Biblioteca Comunale
Tra le antiche mura dell’Ex Convento dei Francescani, oggi sede del Comune, si apre un luogo dove il tempo sembra fermarsi: la Biblioteca Comunale Beniamino D’Amato. Varcando il portone, ci si ritrova avvolti dal silenzio denso di storia, interrotto solo dal fruscio delle pagine e dai passi di chi ancora cerca il sapere tra scaffali che custodiscono più di 35.000 volumi. Il nome che la biblioteca porta racconta la vita di un uomo nato proprio in questo borgo, nel 1912: Beniamino D’Amato, studioso e bibliotecario, custode della memoria pugliese. Laureato in giurisprudenza e in lettere, percorse le sale delle biblioteche più importanti d’Italia, da Bologna a Firenze, fino a diventare soprintendente a Bari nel 1944, guidando con passione la conservazione dei libri e dei manoscritti. La sua opera non si fermò mai: D’Amato dedicò la vita alla cultura, alle biblioteche e alla storia locale, e quando la sua voce si spense, il Comune volle rendergli eterno omaggio. Così, nel 1956, nacque la biblioteca che oggi porta il suo nome.

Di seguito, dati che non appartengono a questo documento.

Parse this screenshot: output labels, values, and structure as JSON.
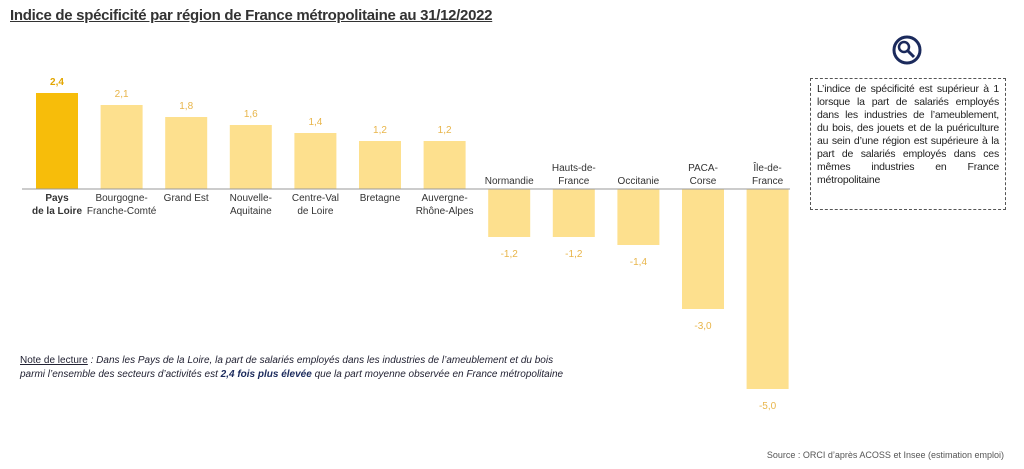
{
  "chart_data": {
    "type": "bar",
    "title": "Indice de spécificité par région de France métropolitaine au 31/12/2022",
    "categories": [
      "Pays\nde la Loire",
      "Bourgogne-\nFranche-Comté",
      "Grand Est",
      "Nouvelle-\nAquitaine",
      "Centre-Val\nde Loire",
      "Bretagne",
      "Auvergne-\nRhône-Alpes",
      "Normandie",
      "Hauts-de-\nFrance",
      "Occitanie",
      "PACA-\nCorse",
      "Île-de-\nFrance"
    ],
    "values": [
      2.4,
      2.1,
      1.8,
      1.6,
      1.4,
      1.2,
      1.2,
      -1.2,
      -1.2,
      -1.4,
      -3.0,
      -5.0
    ],
    "value_labels": [
      "2,4",
      "2,1",
      "1,8",
      "1,6",
      "1,4",
      "1,2",
      "1,2",
      "-1,2",
      "-1,2",
      "-1,4",
      "-3,0",
      "-5,0"
    ],
    "colors": [
      "#f7bd0a",
      "#fde08e",
      "#fde08e",
      "#fde08e",
      "#fde08e",
      "#fde08e",
      "#fde08e",
      "#fde08e",
      "#fde08e",
      "#fde08e",
      "#fde08e",
      "#fde08e"
    ],
    "label_colors": [
      "#e3a600",
      "#e8b54a",
      "#e8b54a",
      "#e8b54a",
      "#e8b54a",
      "#e8b54a",
      "#e8b54a",
      "#e8b54a",
      "#e8b54a",
      "#e8b54a",
      "#e8b54a",
      "#e8b54a"
    ],
    "info_box": "L’indice de spécificité est supérieur à 1 lorsque la part de salariés employés dans les industries de l’ameublement, du bois, des jouets et de la puériculture au sein d’une région est supérieure à la part de salariés employés dans ces mêmes industries en France métropolitaine",
    "note": {
      "label": "Note de lecture",
      "text_before": " : Dans les Pays de la Loire, la part de salariés employés dans les industries de l’ameublement et du bois parmi l’ensemble des secteurs d’activités est ",
      "emphasis": "2,4 fois plus élevée",
      "text_after": " que la part moyenne observée en France métropolitaine"
    },
    "source": "Source : ORCI d’après ACOSS et Insee (estimation emploi)"
  }
}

Ogni scaffale è un viaggio: edizioni rare del XVI, XVII e XVIII secolo, periodici, manoscritti, una ricca sezione dedicata alla letteratura locale. Tra questi tesori, spicca il Fondo Beniamino D’Amato, un archivio vivo di storia pugliese, di racconti e memorie, che sembra sussurrare le vicende di un tempo passato. Ma la biblioteca non è solo custode di carta antica: modernità e innovazione si fondono con la tradizione. Una mediateca accoglie chi cerca conoscenza digitale, laboratori multimediali permettono di esplorare volumi restaurati e digitalizzati, sale per bambini e ragazzi stimolano la curiosità dei più giovani, e aree di ascolto consentono agli ipovedenti di immergersi negli audiolibri. Qui, ogni libro, ogni manoscritto, ogni spazio multimediale è un ponte tra passato e futuro. La Biblioteca Comunale Beniamino D’Amato è la memoria viva di un borgo che custodisce, con orgoglio, la sua storia e la sua identità.